WATCH | The trailer for Suidooster

You know a Mymoena when you see one. She's in all our families. The unselfish, lovable aunty standing in the kitchen, knee-deep in concern for her family and her food all at once. All you want to do when you see Mymoena is hug her.

She looks like a good hugger. And I can confirm that she is. The proof is in Levenberg, who embraces me warmly once I finally muster up the courage to compliment her.

Levenberg's success in Suidooster as well as a film industry hungry for stories of brown people is reflective of a market that has finally taken the gap. This is confirmed when I chat to another stalwart in the industry, Denise Newman.

"At the end of the day it's about the money. And finally the industry has realised the need for these stories," she says.

Back in the 1970s and '80s, Newman had no issue with saying no to roles that didn't fit her political identity. "It's always been a conscious decision of mine to not get caught up in stereotypes," she says, cut short by a cast member who twirls in front of us in a red ballgown.

The actors are preparing to shoot the New Year's Eve episode on set downstairs.

Newman continues once the young actress has danced her way through the door: "We can't get stuck in playing that same image of ourselves." While she speaks, her hands are busy with the intricacies of the knot she is fixing around her waist on her blush-pink silk gown.

The cast of 'Suidooster'.
The cast of 'Suidooster'.
Image: Supplied

Cydwyn Joel, another iconic face in the TV industry, echoes a similar sentiment when it comes to embracing the opportunity to play someone more authentic, someone more like "who I really am", he says.
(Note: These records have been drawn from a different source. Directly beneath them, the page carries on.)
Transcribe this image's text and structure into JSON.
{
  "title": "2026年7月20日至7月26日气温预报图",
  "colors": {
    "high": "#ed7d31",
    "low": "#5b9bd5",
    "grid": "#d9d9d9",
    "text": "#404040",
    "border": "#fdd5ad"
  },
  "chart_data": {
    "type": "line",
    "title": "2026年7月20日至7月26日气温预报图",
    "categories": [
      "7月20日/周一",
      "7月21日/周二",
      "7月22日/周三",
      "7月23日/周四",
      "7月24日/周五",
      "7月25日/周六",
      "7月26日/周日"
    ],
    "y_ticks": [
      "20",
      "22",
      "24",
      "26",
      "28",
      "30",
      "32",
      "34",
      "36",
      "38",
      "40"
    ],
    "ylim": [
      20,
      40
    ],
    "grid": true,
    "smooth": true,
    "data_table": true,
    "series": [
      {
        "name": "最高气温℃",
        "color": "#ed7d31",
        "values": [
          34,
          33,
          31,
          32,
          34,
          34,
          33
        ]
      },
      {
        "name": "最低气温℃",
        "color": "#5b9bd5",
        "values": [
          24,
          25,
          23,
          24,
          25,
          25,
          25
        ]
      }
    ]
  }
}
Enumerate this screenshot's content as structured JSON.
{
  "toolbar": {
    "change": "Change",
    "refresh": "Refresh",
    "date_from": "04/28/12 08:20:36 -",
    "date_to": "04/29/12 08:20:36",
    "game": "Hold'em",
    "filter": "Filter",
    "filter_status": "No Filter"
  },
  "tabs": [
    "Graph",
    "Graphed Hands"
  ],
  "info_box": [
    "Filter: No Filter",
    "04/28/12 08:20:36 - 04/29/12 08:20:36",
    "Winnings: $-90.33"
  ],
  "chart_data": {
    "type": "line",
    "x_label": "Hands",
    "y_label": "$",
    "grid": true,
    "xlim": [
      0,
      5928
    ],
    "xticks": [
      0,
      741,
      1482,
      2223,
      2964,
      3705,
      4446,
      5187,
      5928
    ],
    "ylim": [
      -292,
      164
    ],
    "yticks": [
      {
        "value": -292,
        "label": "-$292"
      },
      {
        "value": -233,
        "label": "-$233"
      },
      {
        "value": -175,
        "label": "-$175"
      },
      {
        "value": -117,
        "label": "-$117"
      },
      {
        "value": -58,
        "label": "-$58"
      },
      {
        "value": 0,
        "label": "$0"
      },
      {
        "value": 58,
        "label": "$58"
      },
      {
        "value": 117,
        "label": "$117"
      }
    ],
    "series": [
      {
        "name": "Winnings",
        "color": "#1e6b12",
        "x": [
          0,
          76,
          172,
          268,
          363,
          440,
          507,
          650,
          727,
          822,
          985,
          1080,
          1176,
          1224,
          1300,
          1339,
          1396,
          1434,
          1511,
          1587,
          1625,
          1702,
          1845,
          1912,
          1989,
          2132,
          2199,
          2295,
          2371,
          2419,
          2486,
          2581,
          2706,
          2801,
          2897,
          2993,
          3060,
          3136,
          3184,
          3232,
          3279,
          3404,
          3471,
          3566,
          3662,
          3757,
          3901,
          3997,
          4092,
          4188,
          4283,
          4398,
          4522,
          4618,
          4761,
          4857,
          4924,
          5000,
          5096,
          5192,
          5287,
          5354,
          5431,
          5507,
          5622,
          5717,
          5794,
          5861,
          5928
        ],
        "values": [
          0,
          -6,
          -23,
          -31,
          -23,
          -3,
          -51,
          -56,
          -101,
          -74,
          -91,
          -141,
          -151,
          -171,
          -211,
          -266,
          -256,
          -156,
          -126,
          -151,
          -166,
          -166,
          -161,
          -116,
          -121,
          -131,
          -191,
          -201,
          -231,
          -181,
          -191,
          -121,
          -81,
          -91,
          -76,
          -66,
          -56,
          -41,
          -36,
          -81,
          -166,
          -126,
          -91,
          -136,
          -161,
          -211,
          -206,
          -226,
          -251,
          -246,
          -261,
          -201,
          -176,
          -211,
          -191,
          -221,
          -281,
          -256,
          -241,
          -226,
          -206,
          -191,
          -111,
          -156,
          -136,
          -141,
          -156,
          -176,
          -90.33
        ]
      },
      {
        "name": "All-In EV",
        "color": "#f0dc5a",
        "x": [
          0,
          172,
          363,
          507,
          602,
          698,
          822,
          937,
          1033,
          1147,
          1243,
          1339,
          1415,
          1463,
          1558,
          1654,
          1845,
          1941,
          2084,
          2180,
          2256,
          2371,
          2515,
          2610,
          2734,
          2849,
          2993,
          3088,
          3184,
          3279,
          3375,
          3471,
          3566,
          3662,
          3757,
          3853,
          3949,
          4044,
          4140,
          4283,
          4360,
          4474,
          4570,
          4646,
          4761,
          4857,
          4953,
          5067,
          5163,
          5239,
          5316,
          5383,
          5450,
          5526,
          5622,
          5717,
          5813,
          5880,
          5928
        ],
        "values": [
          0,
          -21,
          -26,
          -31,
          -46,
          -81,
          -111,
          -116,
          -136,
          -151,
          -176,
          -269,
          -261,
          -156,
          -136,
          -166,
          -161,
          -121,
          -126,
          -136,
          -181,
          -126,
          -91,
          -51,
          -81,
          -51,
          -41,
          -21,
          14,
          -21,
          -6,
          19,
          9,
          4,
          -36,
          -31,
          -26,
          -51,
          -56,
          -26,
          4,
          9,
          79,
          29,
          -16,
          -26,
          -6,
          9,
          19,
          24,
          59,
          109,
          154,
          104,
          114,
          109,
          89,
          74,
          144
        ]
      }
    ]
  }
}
Joel plays the role of AB, a doting father in Suidooster and the patriarch of a Muslim family. Even though the actor is not Muslim, there's a great degree of pride and comfort in playing AB.

"This is the first show that features a Muslim family. It's historical. Why wouldn't I want to be involved in something like this?" he says.
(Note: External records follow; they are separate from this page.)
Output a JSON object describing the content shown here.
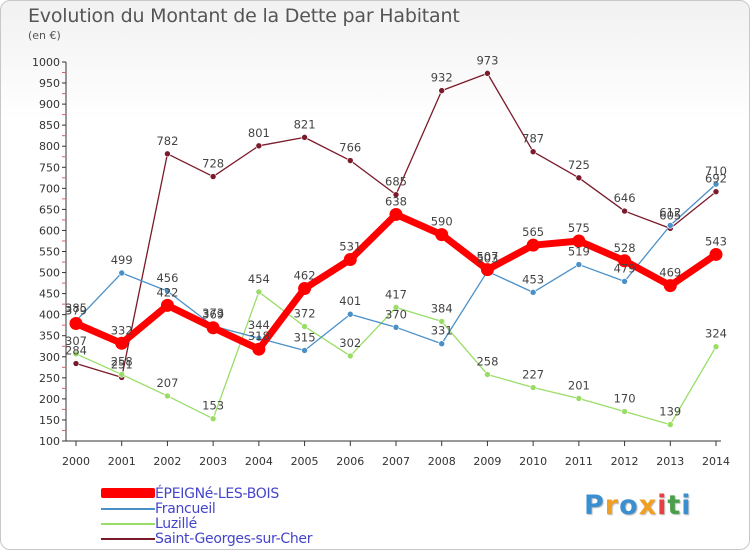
{
  "header": {
    "title": "Evolution du Montant de la Dette par Habitant",
    "unit": "(en €)"
  },
  "legend": [
    {
      "label": "ÉPEIGNé-LES-BOIS"
    },
    {
      "label": "Francueil"
    },
    {
      "label": "Luzillé"
    },
    {
      "label": "Saint-Georges-sur-Cher"
    }
  ],
  "logo": {
    "text": "Proxiti"
  },
  "chart_data": {
    "type": "line",
    "title": "Evolution du Montant de la Dette par Habitant",
    "subtitle": "(en €)",
    "xlabel": "",
    "ylabel": "",
    "ylim": [
      100,
      1000
    ],
    "y_ticks": [
      100,
      150,
      200,
      250,
      300,
      350,
      400,
      450,
      500,
      550,
      600,
      650,
      700,
      750,
      800,
      850,
      900,
      950,
      1000
    ],
    "grid": false,
    "legend_position": "bottom-left",
    "x": [
      "2000",
      "2001",
      "2002",
      "2003",
      "2004",
      "2005",
      "2006",
      "2007",
      "2008",
      "2009",
      "2010",
      "2011",
      "2012",
      "2013",
      "2014"
    ],
    "series": [
      {
        "name": "ÉPEIGNé-LES-BOIS",
        "color": "#ff0000",
        "values": [
          379,
          332,
          422,
          369,
          318,
          462,
          531,
          638,
          590,
          507,
          565,
          575,
          528,
          469,
          543
        ]
      },
      {
        "name": "Francueil",
        "color": "#4a90c8",
        "values": [
          385,
          499,
          456,
          373,
          344,
          315,
          401,
          370,
          331,
          503,
          453,
          519,
          479,
          612,
          710
        ]
      },
      {
        "name": "Luzillé",
        "color": "#99dd66",
        "values": [
          307,
          258,
          207,
          153,
          454,
          372,
          302,
          417,
          384,
          258,
          227,
          201,
          170,
          139,
          324
        ]
      },
      {
        "name": "Saint-Georges-sur-Cher",
        "color": "#7a1a2a",
        "values": [
          284,
          251,
          782,
          728,
          801,
          821,
          766,
          685,
          932,
          973,
          787,
          725,
          646,
          605,
          692
        ]
      }
    ]
  }
}
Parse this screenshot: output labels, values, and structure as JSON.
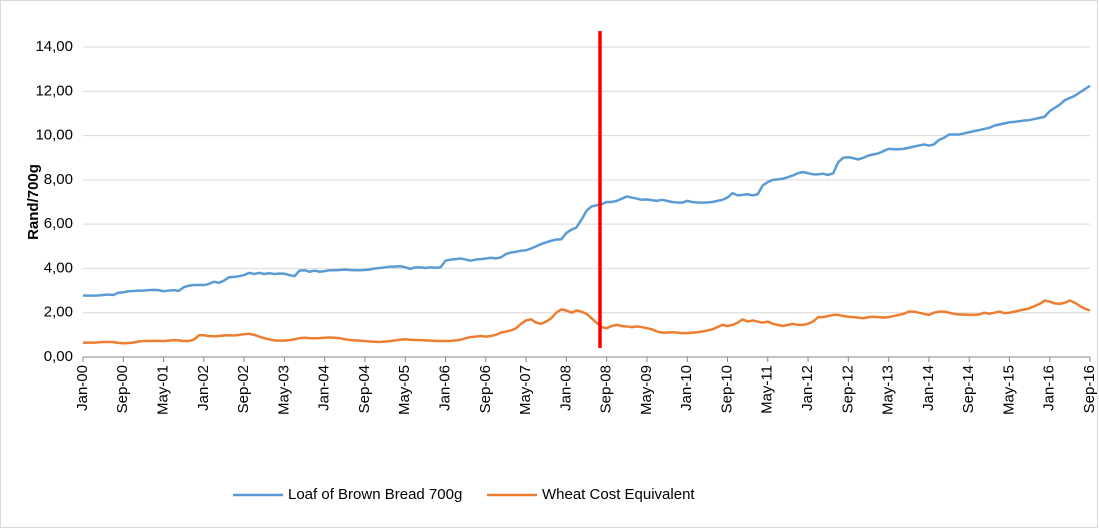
{
  "chart_data": {
    "type": "line",
    "y_label": "Rand/700g",
    "categories": [
      "Jan-00",
      null,
      null,
      null,
      null,
      null,
      null,
      null,
      "Sep-00",
      null,
      null,
      null,
      null,
      null,
      null,
      null,
      "May-01",
      null,
      null,
      null,
      null,
      null,
      null,
      null,
      "Jan-02",
      null,
      null,
      null,
      null,
      null,
      null,
      null,
      "Sep-02",
      null,
      null,
      null,
      null,
      null,
      null,
      null,
      "May-03",
      null,
      null,
      null,
      null,
      null,
      null,
      null,
      "Jan-04",
      null,
      null,
      null,
      null,
      null,
      null,
      null,
      "Sep-04",
      null,
      null,
      null,
      null,
      null,
      null,
      null,
      "May-05",
      null,
      null,
      null,
      null,
      null,
      null,
      null,
      "Jan-06",
      null,
      null,
      null,
      null,
      null,
      null,
      null,
      "Sep-06",
      null,
      null,
      null,
      null,
      null,
      null,
      null,
      "May-07",
      null,
      null,
      null,
      null,
      null,
      null,
      null,
      "Jan-08",
      null,
      null,
      null,
      null,
      null,
      null,
      null,
      "Sep-08",
      null,
      null,
      null,
      null,
      null,
      null,
      null,
      "May-09",
      null,
      null,
      null,
      null,
      null,
      null,
      null,
      "Jan-10",
      null,
      null,
      null,
      null,
      null,
      null,
      null,
      "Sep-10",
      null,
      null,
      null,
      null,
      null,
      null,
      null,
      "May-11",
      null,
      null,
      null,
      null,
      null,
      null,
      null,
      "Jan-12",
      null,
      null,
      null,
      null,
      null,
      null,
      null,
      "Sep-12",
      null,
      null,
      null,
      null,
      null,
      null,
      null,
      "May-13",
      null,
      null,
      null,
      null,
      null,
      null,
      null,
      "Jan-14",
      null,
      null,
      null,
      null,
      null,
      null,
      null,
      "Sep-14",
      null,
      null,
      null,
      null,
      null,
      null,
      null,
      "May-15",
      null,
      null,
      null,
      null,
      null,
      null,
      null,
      "Jan-16",
      null,
      null,
      null,
      null,
      null,
      null,
      null,
      "Sep-16"
    ],
    "series": [
      {
        "name": "Loaf of Brown Bread 700g",
        "color": "#5b9bd5",
        "values": [
          2.78,
          2.77,
          2.77,
          2.78,
          2.8,
          2.82,
          2.8,
          2.9,
          2.92,
          2.97,
          2.98,
          3.0,
          3.0,
          3.02,
          3.03,
          3.02,
          2.97,
          3.0,
          3.02,
          2.98,
          3.15,
          3.22,
          3.25,
          3.25,
          3.25,
          3.3,
          3.4,
          3.35,
          3.45,
          3.6,
          3.62,
          3.65,
          3.7,
          3.8,
          3.75,
          3.8,
          3.75,
          3.78,
          3.75,
          3.77,
          3.76,
          3.7,
          3.65,
          3.9,
          3.92,
          3.85,
          3.9,
          3.85,
          3.88,
          3.92,
          3.92,
          3.93,
          3.95,
          3.93,
          3.92,
          3.92,
          3.93,
          3.95,
          4.0,
          4.02,
          4.05,
          4.08,
          4.08,
          4.1,
          4.05,
          3.98,
          4.05,
          4.05,
          4.02,
          4.05,
          4.03,
          4.05,
          4.35,
          4.4,
          4.42,
          4.45,
          4.4,
          4.35,
          4.4,
          4.42,
          4.45,
          4.48,
          4.45,
          4.5,
          4.65,
          4.72,
          4.75,
          4.8,
          4.82,
          4.9,
          5.0,
          5.1,
          5.18,
          5.25,
          5.3,
          5.32,
          5.6,
          5.75,
          5.85,
          6.2,
          6.6,
          6.8,
          6.85,
          6.9,
          7.0,
          7.0,
          7.05,
          7.15,
          7.25,
          7.2,
          7.15,
          7.1,
          7.12,
          7.08,
          7.05,
          7.1,
          7.05,
          7.0,
          6.98,
          6.97,
          7.05,
          7.0,
          6.98,
          6.97,
          6.98,
          7.0,
          7.05,
          7.1,
          7.2,
          7.4,
          7.3,
          7.32,
          7.35,
          7.3,
          7.35,
          7.75,
          7.9,
          8.0,
          8.02,
          8.05,
          8.12,
          8.2,
          8.3,
          8.35,
          8.3,
          8.25,
          8.25,
          8.28,
          8.22,
          8.3,
          8.8,
          9.0,
          9.02,
          8.98,
          8.92,
          9.0,
          9.1,
          9.15,
          9.2,
          9.3,
          9.4,
          9.38,
          9.38,
          9.4,
          9.45,
          9.5,
          9.55,
          9.6,
          9.55,
          9.6,
          9.8,
          9.9,
          10.05,
          10.05,
          10.05,
          10.1,
          10.15,
          10.2,
          10.25,
          10.3,
          10.35,
          10.45,
          10.5,
          10.55,
          10.6,
          10.62,
          10.65,
          10.68,
          10.7,
          10.75,
          10.8,
          10.85,
          11.1,
          11.25,
          11.4,
          11.6,
          11.7,
          11.8,
          11.95,
          12.1,
          12.25
        ]
      },
      {
        "name": "Wheat Cost Equivalent",
        "color": "#ed7d31",
        "values": [
          0.65,
          0.65,
          0.65,
          0.66,
          0.68,
          0.68,
          0.67,
          0.64,
          0.62,
          0.63,
          0.65,
          0.7,
          0.72,
          0.72,
          0.73,
          0.73,
          0.72,
          0.74,
          0.76,
          0.75,
          0.72,
          0.72,
          0.78,
          0.98,
          0.98,
          0.95,
          0.93,
          0.95,
          0.97,
          0.98,
          0.97,
          1.0,
          1.03,
          1.05,
          1.0,
          0.92,
          0.85,
          0.8,
          0.75,
          0.74,
          0.74,
          0.76,
          0.8,
          0.85,
          0.87,
          0.85,
          0.84,
          0.85,
          0.87,
          0.88,
          0.87,
          0.85,
          0.8,
          0.77,
          0.75,
          0.74,
          0.72,
          0.7,
          0.69,
          0.68,
          0.7,
          0.72,
          0.75,
          0.78,
          0.8,
          0.78,
          0.77,
          0.76,
          0.75,
          0.74,
          0.73,
          0.72,
          0.72,
          0.73,
          0.75,
          0.78,
          0.85,
          0.9,
          0.92,
          0.95,
          0.92,
          0.95,
          1.0,
          1.1,
          1.15,
          1.2,
          1.3,
          1.5,
          1.65,
          1.7,
          1.55,
          1.5,
          1.6,
          1.75,
          2.0,
          2.15,
          2.1,
          2.0,
          2.1,
          2.05,
          1.95,
          1.75,
          1.55,
          1.35,
          1.3,
          1.4,
          1.45,
          1.4,
          1.38,
          1.35,
          1.38,
          1.35,
          1.3,
          1.25,
          1.15,
          1.1,
          1.1,
          1.12,
          1.1,
          1.08,
          1.08,
          1.1,
          1.12,
          1.15,
          1.2,
          1.25,
          1.35,
          1.45,
          1.4,
          1.45,
          1.55,
          1.7,
          1.6,
          1.65,
          1.6,
          1.55,
          1.6,
          1.5,
          1.45,
          1.4,
          1.45,
          1.5,
          1.45,
          1.45,
          1.5,
          1.6,
          1.8,
          1.8,
          1.85,
          1.9,
          1.9,
          1.85,
          1.82,
          1.8,
          1.78,
          1.75,
          1.8,
          1.82,
          1.8,
          1.78,
          1.8,
          1.85,
          1.9,
          1.95,
          2.05,
          2.05,
          2.0,
          1.95,
          1.9,
          2.0,
          2.05,
          2.05,
          2.0,
          1.95,
          1.92,
          1.92,
          1.9,
          1.9,
          1.92,
          2.0,
          1.95,
          2.0,
          2.05,
          1.98,
          2.0,
          2.05,
          2.1,
          2.15,
          2.2,
          2.3,
          2.4,
          2.55,
          2.5,
          2.42,
          2.4,
          2.45,
          2.55,
          2.45,
          2.3,
          2.18,
          2.1
        ]
      }
    ],
    "ylim": [
      0,
      14
    ],
    "yticks": [
      {
        "value": 0,
        "label": "0,00"
      },
      {
        "value": 2,
        "label": "2,00"
      },
      {
        "value": 4,
        "label": "4,00"
      },
      {
        "value": 6,
        "label": "6,00"
      },
      {
        "value": 8,
        "label": "8,00"
      },
      {
        "value": 10,
        "label": "10,00"
      },
      {
        "value": 12,
        "label": "12,00"
      },
      {
        "value": 14,
        "label": "14,00"
      }
    ],
    "grid": true
  }
}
This is the first show that features a Muslim family. It's historical. Why wouldn't I want to be involved in something like this?
Actor Cydwyn Joel on playing AB in 'Suidooster'

I couldn't agree more. I don't know how many white people have ever heard the words shukran (thanks) or alhamdulillah (praise be to Allah) before those words were scripted into this show.

Becoming AB is not a giant leap for Joel. "You know, in District Six, we grew up with Muslim people, we have them in our families even. Our cultures are so mixed and it is so nice for once to show the rest of SA how we live, where we come from and how we grew up."

But his most passionate point, one that he shares with clarity, is about language. Hands flailing like those of a conductor reaching for final ascent, Joel says: "It's so nice, for once, that people get to see how we speak. And why must we be ashamed of that?

For so long, I have been expected to speak Afrikaans a certain way. I have been treated as though my Afrikaans, or a coloured Afrikaans, is less than the Afrikaans spoken by say . people from Pretoria. But it's not. It's real. And rich. And I don't have to be ashamed of that."

A scene of 'Suidooster' is filmed.
A scene of 'Suidooster' is filmed.
Image: Supplied

Few books have been written about the hues of the Cape communities. History has robbed our people of their narratives, isolating them on the sidelines of stereotype. But where books fail us, pop culture persists, and Suidooster is the benchmark for a future filled with stories colouring beyond a host of politically imposed lines.

Outside of the Muslim marriages there is aspiration, and the passions that play in lives of a South African demographic we seldom get to see.

Outside of the dynamic dialects of the Afrikaans language that sing to the ear, Suidooster is a mutual romance between a city and its people who have a host of beautiful stories to tell.